Primary liver cancer (PLC) rates have risen dramatically during the past few decades in some regions, particularly in Japan, where PLC is now the third major cause of cancer death. PLC is one of the most difficult tumors to diagnose correctly, because (i) the liver is a frequent site of cancer metastasis and (ii) death from PLC is often attributed to cirrhosis or chronic hepatitis. Also, because the disease is often rapidly fatal, a large proportion of liver cancer cases are identified based on death certificates alone without confirmation by clinical records. Thus, worldwide differences in published incidence rates for this disease reflect regional or national differences in both the accuracy of death certificates and the sensitivity of diagnostic methods. By comparing death certificate causes of death with those based on pathology review, we were able to adjust 1958--1994 incidence rates for a large Japanese cohort for these errors. Although the death certificate false-positive error rate declined, the false-negative error rate remained high throughout the study. The introduction of improved liver cancer diagnostic methods in Japan in the early 1980s was associated with a sharp increase in PLC incidence. We conclude that errors in death certificate causes of death and changes in liver cancer diagnostic techniques have had an important impact on the reported incidence of this disease. Taking these factors into account, rates of hepatocellular carcinoma rose between 2.4- and 4.3-fold in our Japanese cohort from 1960 to 1985, peaked about 1993 and declined thereafter. Incidence rates of cholangiocarcinoma remained stable through 1987.

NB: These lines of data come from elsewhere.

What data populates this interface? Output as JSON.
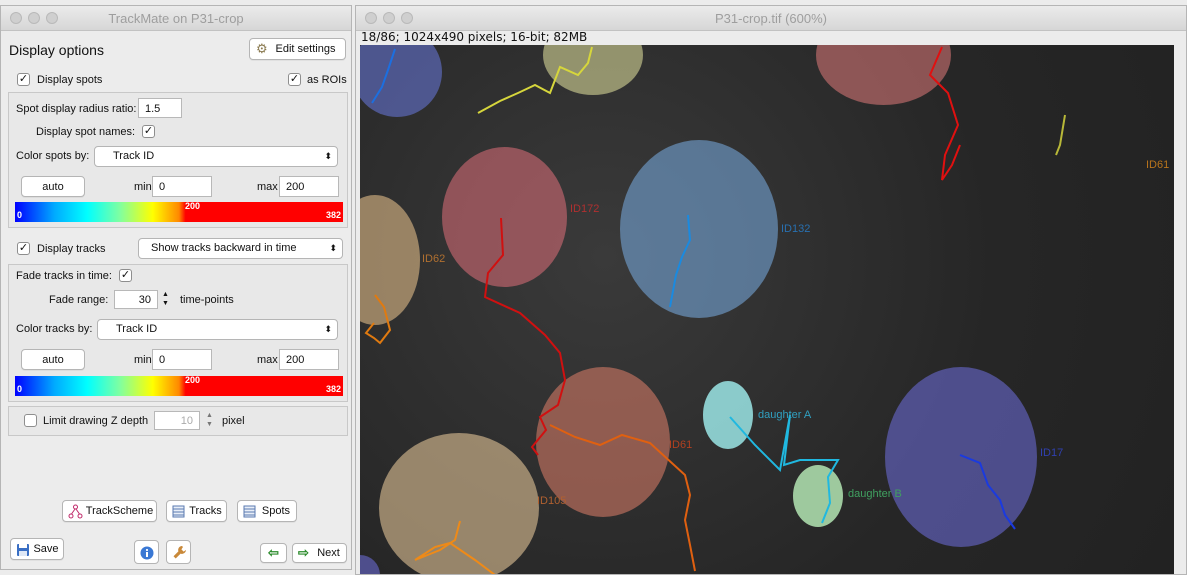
{
  "trackmate": {
    "window_title": "TrackMate on P31-crop",
    "header": "Display options",
    "edit_settings": "Edit settings",
    "display_spots": "Display spots",
    "as_rois": "as ROIs",
    "spot_radius_label": "Spot display radius ratio:",
    "spot_radius_value": "1.5",
    "spot_names_label": "Display spot names:",
    "color_spots_label": "Color spots by:",
    "color_spots_value": "Track ID",
    "auto": "auto",
    "min_label": "min",
    "max_label": "max",
    "spots_min": "0",
    "spots_max": "200",
    "cbar_left": "0",
    "cbar_mid": "200",
    "cbar_right": "382",
    "display_tracks": "Display tracks",
    "track_mode": "Show tracks backward in time",
    "fade_label": "Fade tracks in time:",
    "fade_range_label": "Fade range:",
    "fade_range_value": "30",
    "fade_unit": "time-points",
    "color_tracks_label": "Color tracks by:",
    "color_tracks_value": "Track ID",
    "tracks_min": "0",
    "tracks_max": "200",
    "limit_z": "Limit drawing Z depth",
    "z_value": "10",
    "z_unit": "pixel",
    "trackscheme": "TrackScheme",
    "tracks": "Tracks",
    "spots": "Spots",
    "save": "Save",
    "next": "Next"
  },
  "image": {
    "window_title": "P31-crop.tif (600%)",
    "info": "18/86; 1024x490 pixels; 16-bit; 82MB",
    "labels": [
      "ID61",
      "ID172",
      "ID132",
      "ID62",
      "daughter A",
      "daughter B",
      "ID61",
      "ID105",
      "ID17"
    ]
  },
  "colors": {
    "accent_red": "#ff0000",
    "accent_blue": "#0000ff"
  }
}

在过去几十年中,某些地区的原发性肝癌(PLC)发病率急剧上升,尤其是在日本,如今PLC已成为癌症死亡的第三大主要原因。PLC是最难正确诊断的肿瘤之一,原因如下:(i)肝脏是癌症转移的常见部位;(ii)PLC导致的死亡常归因于肝硬化或慢性肝炎。此外,由于该疾病往往迅速致命,很大一部分肝癌病例仅根据死亡证明确诊,未经临床记录证实。因此,全球该疾病公布的发病率差异反映了死亡证明准确性和诊断方法敏感性在地区或国家层面的差异。通过比较死亡证明上的死因与病理检查确定的死因,我们能够对日本一个大型队列1958 - 1994年的发病率进行这些误差调整。尽管死亡证明的假阳性错误率有所下降,但在整个研究过程中,假阴性错误率仍然很高。20世纪80年代初日本引入改进的肝癌诊断方法后,PLC发病率急剧上升。我们得出结论,死亡证明死因的误差以及肝癌诊断技术的变化对该疾病报告的发病率产生了重要影响。考虑到这些因素,我们日本队列中肝细胞癌的发病率在1960年至1985年间上升了2.4至4.3倍,在1 about 1993年左右达到峰值,此后下降。胆管癌的发病率在1987年之前保持稳定。